Army of Thieves came to Netflix in October, and despite making a good fist as a standalone action/heist caper, had as much to do with Zack Snyder's Army of the Dead as Downton Abbey. Then The King's Man capped off a dire year for prequels, as early reviews are crowning the WWI spinoff the worst Kingsman has to offer.

With the release of Cruella and early images surfacing from the aforementioned Timothée Chalamet Wonka effort, there's also a weird emerging trend whereby beloved children's characters get intense Joker-esque origin stories just because they're slightly kooky. Hopefully that's a pattern we leave in 2021.

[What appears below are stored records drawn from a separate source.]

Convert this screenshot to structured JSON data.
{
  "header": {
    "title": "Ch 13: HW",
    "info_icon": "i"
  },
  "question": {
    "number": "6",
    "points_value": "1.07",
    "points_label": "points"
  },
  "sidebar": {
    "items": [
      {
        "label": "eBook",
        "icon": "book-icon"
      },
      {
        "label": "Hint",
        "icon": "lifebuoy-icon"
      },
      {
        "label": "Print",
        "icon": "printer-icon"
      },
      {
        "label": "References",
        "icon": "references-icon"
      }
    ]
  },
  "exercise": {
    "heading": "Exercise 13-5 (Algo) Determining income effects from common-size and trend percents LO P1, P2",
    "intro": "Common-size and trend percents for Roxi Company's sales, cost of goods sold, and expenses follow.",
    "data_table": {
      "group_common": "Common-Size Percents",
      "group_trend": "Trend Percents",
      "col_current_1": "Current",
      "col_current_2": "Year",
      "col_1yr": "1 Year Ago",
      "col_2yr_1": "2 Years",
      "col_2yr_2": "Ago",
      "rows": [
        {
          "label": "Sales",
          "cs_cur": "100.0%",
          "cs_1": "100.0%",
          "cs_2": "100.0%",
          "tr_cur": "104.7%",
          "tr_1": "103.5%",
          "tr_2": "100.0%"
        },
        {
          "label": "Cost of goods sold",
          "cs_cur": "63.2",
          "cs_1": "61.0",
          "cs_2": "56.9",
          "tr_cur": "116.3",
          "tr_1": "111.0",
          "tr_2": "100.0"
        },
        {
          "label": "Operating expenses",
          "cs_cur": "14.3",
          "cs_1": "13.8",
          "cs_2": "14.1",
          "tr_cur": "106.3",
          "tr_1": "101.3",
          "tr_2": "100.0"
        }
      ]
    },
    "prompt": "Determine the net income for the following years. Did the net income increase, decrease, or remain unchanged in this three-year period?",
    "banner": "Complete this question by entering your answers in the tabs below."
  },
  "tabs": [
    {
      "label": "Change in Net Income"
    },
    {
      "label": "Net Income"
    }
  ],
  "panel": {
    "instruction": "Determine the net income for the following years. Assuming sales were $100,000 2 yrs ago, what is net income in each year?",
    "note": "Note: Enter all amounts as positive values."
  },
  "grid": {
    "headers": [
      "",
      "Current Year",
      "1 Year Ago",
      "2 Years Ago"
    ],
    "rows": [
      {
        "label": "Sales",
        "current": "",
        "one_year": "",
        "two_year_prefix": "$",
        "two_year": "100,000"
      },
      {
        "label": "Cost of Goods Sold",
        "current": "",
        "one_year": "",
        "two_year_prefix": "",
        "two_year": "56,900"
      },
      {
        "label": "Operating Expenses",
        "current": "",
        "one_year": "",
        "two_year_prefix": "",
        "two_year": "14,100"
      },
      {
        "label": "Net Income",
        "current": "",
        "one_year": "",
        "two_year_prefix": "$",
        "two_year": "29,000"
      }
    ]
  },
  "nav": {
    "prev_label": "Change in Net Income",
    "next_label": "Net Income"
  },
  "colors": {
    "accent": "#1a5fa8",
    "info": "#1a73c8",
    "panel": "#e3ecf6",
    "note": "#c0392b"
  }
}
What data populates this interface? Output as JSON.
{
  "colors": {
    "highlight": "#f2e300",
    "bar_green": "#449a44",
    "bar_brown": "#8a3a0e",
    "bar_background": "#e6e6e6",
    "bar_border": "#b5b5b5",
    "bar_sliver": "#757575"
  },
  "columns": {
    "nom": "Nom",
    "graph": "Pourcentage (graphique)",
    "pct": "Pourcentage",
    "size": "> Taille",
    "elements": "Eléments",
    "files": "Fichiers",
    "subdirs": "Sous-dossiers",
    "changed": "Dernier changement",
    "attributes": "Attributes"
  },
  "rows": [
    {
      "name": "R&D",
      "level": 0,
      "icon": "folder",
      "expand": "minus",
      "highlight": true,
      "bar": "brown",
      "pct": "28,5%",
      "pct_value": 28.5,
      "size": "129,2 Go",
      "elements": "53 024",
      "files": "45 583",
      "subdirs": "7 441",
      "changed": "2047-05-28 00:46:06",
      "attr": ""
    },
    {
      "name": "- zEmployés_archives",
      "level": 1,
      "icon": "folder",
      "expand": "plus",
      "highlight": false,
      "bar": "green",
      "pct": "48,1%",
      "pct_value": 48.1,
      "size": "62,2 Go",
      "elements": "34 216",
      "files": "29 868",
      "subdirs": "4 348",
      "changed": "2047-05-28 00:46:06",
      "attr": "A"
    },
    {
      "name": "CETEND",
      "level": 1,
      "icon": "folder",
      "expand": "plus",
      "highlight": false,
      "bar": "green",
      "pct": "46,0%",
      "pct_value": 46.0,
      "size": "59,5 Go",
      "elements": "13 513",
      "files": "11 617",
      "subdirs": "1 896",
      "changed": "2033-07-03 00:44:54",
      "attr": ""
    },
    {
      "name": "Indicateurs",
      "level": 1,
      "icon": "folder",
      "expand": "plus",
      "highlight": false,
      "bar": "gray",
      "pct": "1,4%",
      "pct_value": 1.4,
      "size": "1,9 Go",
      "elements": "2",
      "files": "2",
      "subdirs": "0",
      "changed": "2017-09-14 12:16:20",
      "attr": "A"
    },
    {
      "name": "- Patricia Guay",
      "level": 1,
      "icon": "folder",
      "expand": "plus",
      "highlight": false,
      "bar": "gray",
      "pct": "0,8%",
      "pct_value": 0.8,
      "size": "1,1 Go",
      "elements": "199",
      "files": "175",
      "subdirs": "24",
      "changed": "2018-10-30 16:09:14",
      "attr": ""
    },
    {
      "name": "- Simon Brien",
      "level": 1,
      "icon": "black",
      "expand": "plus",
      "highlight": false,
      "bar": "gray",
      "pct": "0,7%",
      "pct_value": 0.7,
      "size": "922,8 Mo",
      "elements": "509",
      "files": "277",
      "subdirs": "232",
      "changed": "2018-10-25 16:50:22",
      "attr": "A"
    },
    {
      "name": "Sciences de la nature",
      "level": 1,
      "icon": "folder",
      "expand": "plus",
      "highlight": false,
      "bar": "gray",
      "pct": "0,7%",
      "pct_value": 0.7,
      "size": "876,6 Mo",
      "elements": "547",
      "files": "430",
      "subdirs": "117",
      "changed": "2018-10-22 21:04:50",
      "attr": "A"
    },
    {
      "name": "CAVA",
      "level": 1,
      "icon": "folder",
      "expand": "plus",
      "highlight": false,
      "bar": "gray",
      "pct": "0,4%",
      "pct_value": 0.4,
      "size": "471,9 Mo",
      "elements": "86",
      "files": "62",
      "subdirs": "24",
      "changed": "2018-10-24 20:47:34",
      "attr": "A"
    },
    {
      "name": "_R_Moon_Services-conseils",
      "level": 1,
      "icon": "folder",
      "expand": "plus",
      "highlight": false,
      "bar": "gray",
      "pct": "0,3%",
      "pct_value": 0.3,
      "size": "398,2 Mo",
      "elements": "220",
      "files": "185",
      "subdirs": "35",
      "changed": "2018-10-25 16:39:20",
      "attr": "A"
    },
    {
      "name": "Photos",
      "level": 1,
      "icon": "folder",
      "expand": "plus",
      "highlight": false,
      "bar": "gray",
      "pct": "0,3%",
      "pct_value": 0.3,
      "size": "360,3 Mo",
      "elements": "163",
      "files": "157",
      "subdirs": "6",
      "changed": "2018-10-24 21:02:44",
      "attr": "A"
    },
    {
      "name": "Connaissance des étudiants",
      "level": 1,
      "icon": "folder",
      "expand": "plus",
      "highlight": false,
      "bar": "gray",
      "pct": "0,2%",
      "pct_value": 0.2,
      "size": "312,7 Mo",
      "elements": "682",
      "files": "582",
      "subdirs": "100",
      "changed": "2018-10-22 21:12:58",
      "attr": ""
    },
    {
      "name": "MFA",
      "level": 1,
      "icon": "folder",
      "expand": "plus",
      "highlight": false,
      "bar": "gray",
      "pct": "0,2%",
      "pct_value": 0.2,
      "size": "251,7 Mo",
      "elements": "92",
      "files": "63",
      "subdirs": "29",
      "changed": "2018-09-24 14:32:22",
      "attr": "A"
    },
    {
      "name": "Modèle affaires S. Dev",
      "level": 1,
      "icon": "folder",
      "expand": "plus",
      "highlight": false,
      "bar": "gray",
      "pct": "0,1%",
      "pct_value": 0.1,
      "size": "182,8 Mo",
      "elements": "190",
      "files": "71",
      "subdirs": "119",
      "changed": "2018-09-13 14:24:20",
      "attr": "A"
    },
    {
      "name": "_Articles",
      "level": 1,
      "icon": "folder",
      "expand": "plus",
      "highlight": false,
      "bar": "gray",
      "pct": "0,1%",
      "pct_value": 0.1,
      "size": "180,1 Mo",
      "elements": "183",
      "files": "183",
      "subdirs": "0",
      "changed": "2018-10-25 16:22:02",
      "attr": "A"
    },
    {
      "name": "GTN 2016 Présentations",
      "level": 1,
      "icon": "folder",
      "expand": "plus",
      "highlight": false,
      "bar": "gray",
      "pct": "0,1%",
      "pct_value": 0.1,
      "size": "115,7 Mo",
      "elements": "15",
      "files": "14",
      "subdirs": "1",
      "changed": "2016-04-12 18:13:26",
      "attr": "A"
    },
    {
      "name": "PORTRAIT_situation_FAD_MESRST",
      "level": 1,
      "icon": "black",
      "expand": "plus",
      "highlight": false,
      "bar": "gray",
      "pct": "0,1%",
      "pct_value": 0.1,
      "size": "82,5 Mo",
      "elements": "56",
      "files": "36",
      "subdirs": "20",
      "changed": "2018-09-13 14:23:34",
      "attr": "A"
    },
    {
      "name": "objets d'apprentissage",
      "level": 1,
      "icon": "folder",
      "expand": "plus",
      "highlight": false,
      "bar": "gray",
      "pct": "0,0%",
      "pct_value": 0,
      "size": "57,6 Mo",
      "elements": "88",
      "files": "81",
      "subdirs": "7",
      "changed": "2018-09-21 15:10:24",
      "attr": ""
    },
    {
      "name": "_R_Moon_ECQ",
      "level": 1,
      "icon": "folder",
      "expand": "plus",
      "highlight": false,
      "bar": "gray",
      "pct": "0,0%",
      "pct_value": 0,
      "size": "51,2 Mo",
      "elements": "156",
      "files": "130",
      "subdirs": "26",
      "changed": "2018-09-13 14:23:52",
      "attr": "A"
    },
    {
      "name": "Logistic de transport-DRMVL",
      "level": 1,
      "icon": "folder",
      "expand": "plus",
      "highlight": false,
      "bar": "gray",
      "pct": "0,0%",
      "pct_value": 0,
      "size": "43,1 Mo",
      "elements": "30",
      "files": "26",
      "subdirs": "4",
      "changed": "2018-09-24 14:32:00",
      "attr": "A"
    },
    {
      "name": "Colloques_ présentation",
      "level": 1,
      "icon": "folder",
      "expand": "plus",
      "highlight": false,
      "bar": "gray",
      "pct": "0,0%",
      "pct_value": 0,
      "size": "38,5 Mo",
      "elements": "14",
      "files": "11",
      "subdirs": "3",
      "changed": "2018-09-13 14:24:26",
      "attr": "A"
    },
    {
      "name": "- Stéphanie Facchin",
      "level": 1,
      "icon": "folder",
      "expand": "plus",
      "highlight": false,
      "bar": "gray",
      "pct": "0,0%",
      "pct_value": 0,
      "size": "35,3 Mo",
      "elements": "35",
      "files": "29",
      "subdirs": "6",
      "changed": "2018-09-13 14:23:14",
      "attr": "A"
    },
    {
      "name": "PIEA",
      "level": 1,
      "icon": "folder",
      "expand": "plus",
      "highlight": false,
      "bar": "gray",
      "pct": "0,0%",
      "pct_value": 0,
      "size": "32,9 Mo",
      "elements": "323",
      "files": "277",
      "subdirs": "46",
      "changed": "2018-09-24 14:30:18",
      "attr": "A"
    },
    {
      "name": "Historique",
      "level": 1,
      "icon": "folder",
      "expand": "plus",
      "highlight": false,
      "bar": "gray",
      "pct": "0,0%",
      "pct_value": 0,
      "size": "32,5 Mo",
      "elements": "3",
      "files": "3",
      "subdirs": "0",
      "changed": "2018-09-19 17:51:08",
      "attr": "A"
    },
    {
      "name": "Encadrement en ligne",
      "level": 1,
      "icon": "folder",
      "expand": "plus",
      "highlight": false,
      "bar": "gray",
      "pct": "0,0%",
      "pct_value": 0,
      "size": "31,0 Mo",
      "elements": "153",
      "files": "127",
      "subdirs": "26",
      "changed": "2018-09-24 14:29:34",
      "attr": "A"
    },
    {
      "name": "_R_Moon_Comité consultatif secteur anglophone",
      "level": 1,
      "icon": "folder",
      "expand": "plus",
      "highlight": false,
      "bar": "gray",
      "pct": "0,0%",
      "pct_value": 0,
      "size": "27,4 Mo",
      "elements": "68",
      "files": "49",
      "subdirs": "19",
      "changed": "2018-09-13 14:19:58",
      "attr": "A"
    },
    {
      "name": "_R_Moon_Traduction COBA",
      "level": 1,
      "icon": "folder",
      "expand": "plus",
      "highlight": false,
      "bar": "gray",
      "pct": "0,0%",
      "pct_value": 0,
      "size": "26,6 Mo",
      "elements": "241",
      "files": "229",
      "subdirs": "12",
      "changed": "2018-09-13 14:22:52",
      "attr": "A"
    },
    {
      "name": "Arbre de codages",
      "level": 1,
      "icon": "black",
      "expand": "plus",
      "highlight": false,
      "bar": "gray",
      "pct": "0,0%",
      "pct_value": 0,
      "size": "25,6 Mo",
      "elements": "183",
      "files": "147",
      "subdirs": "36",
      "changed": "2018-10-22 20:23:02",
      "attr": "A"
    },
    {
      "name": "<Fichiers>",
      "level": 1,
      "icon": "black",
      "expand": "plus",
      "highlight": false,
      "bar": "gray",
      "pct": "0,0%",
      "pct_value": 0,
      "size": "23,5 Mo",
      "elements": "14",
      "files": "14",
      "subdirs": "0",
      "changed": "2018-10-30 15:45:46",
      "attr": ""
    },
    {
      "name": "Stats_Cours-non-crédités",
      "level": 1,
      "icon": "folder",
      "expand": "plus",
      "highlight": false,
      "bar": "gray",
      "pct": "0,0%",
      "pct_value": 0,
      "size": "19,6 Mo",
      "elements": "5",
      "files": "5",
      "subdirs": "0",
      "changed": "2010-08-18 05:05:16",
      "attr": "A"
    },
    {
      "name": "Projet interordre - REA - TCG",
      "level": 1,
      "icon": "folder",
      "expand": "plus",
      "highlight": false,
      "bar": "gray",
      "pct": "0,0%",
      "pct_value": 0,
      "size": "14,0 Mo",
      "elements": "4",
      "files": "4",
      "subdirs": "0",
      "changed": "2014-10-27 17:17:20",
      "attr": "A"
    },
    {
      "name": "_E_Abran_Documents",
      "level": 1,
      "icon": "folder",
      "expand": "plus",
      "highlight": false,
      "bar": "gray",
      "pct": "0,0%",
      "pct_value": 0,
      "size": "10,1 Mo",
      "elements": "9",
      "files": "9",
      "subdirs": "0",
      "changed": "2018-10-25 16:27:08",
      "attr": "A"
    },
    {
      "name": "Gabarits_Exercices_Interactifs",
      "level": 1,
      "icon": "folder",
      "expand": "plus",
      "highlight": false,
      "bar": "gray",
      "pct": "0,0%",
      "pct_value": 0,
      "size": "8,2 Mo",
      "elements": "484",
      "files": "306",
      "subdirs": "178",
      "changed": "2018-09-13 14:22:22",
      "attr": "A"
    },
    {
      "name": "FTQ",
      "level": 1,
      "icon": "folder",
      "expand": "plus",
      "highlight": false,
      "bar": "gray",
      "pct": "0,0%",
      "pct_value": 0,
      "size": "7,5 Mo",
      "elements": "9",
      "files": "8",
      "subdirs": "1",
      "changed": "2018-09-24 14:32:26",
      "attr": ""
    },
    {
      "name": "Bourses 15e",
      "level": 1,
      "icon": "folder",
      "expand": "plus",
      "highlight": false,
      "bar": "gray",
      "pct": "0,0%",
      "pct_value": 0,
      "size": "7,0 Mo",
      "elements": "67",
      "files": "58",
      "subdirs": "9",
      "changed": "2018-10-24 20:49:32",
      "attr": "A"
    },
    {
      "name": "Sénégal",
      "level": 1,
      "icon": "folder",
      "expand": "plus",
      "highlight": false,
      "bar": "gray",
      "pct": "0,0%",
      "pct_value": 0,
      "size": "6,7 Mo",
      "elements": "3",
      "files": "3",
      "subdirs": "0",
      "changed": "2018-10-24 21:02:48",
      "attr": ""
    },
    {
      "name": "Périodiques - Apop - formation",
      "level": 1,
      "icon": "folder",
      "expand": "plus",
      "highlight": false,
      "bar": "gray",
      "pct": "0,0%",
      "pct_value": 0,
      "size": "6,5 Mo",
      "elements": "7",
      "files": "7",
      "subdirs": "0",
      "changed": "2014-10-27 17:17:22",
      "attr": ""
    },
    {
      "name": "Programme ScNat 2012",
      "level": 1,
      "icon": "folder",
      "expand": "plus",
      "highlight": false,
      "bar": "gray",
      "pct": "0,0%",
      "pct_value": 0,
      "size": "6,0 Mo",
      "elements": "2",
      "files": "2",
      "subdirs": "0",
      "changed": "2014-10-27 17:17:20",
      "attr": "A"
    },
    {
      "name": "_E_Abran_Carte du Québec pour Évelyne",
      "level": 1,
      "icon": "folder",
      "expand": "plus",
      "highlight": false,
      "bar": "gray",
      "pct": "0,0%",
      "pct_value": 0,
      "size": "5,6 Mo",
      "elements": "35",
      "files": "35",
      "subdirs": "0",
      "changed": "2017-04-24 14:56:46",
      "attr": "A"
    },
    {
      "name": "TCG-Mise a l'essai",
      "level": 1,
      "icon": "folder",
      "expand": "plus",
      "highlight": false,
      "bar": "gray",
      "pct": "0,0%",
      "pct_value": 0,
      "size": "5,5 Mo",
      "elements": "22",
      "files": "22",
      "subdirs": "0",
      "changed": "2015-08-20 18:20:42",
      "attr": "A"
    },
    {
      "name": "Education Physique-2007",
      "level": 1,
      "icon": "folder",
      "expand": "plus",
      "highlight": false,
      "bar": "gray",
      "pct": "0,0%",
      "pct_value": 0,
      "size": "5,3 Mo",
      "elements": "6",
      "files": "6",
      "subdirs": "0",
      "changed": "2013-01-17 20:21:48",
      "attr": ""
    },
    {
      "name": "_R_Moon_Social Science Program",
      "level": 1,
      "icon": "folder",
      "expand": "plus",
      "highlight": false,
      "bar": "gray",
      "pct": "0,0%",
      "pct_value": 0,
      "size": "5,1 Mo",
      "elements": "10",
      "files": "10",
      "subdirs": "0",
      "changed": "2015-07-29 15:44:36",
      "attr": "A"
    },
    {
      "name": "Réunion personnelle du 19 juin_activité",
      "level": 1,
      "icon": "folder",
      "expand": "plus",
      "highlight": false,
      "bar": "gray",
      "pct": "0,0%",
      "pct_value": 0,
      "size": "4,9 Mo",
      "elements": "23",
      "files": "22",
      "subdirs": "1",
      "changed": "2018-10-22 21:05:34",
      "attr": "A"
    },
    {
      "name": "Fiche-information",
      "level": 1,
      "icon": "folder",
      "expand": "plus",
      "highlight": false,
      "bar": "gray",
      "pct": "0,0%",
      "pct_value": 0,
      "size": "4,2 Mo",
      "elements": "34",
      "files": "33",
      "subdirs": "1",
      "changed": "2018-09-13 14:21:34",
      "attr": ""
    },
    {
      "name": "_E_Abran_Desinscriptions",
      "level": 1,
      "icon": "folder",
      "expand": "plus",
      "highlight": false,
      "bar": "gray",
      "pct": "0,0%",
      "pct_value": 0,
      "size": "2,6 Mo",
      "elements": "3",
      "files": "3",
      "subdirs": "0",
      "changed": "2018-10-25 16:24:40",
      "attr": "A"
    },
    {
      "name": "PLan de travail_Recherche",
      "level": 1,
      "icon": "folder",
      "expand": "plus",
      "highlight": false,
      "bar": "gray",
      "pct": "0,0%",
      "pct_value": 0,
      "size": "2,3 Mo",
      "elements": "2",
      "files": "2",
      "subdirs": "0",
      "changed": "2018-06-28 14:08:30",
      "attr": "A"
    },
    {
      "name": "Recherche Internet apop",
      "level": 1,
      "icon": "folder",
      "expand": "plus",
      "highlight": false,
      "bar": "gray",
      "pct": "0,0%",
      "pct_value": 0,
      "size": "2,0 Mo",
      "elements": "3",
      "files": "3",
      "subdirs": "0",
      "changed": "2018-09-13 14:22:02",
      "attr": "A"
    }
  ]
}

Related: Cruella's Biggest Retcons Hurt 101 Dalmatians

Obtuse Star Wars References In Other Properties

What if the watcher star wars easter egg mustafar

Star Wars remains among the biggest influences upon young and aspiring filmmakers, so it's hardly surprising when references to a galaxy far, far away crop up slightly closer to home. Nevertheless, 2021 marked the year Disney really began taking advantage of having Lucasfilm under its own umbrella, sprinkling blatant, back-patting Star Wars references into a host of totally unrelated projects. The MCU's Eternals included a pair of major Star Wars nods - Phastos' son's coloring book, and, in a true sign of Mickey Mouse flexing his multi-franchise muscles, The Empire Strikes Back playing on Kingo's jet. Though the full film hasn't yet premiered, Lightyear's trailer is more or less an animated Star Wars short, featuring a Dagobah-like planet and Lucas-like droids, while over on Disney+, What If...? came packed with Star Wars Easter eggs, from background X-Wing fighters to The Watcher and Ultron doing battle on Mustafar. Finally, Free Guy gets in on the act, when Ryan Reynolds draws a blue lightsaber to the sound of John Williams' famous score.

We've seen Star Wars referenced before, certainly, but film footage, musical cues and actual in-universe locations is something else entirely. Whereas filmmakers once paid tribute to George Lucas through subtle, blink-and-you'll-miss-'em Easter eggs, 2021 marked a shift toward the more overt and obtuse.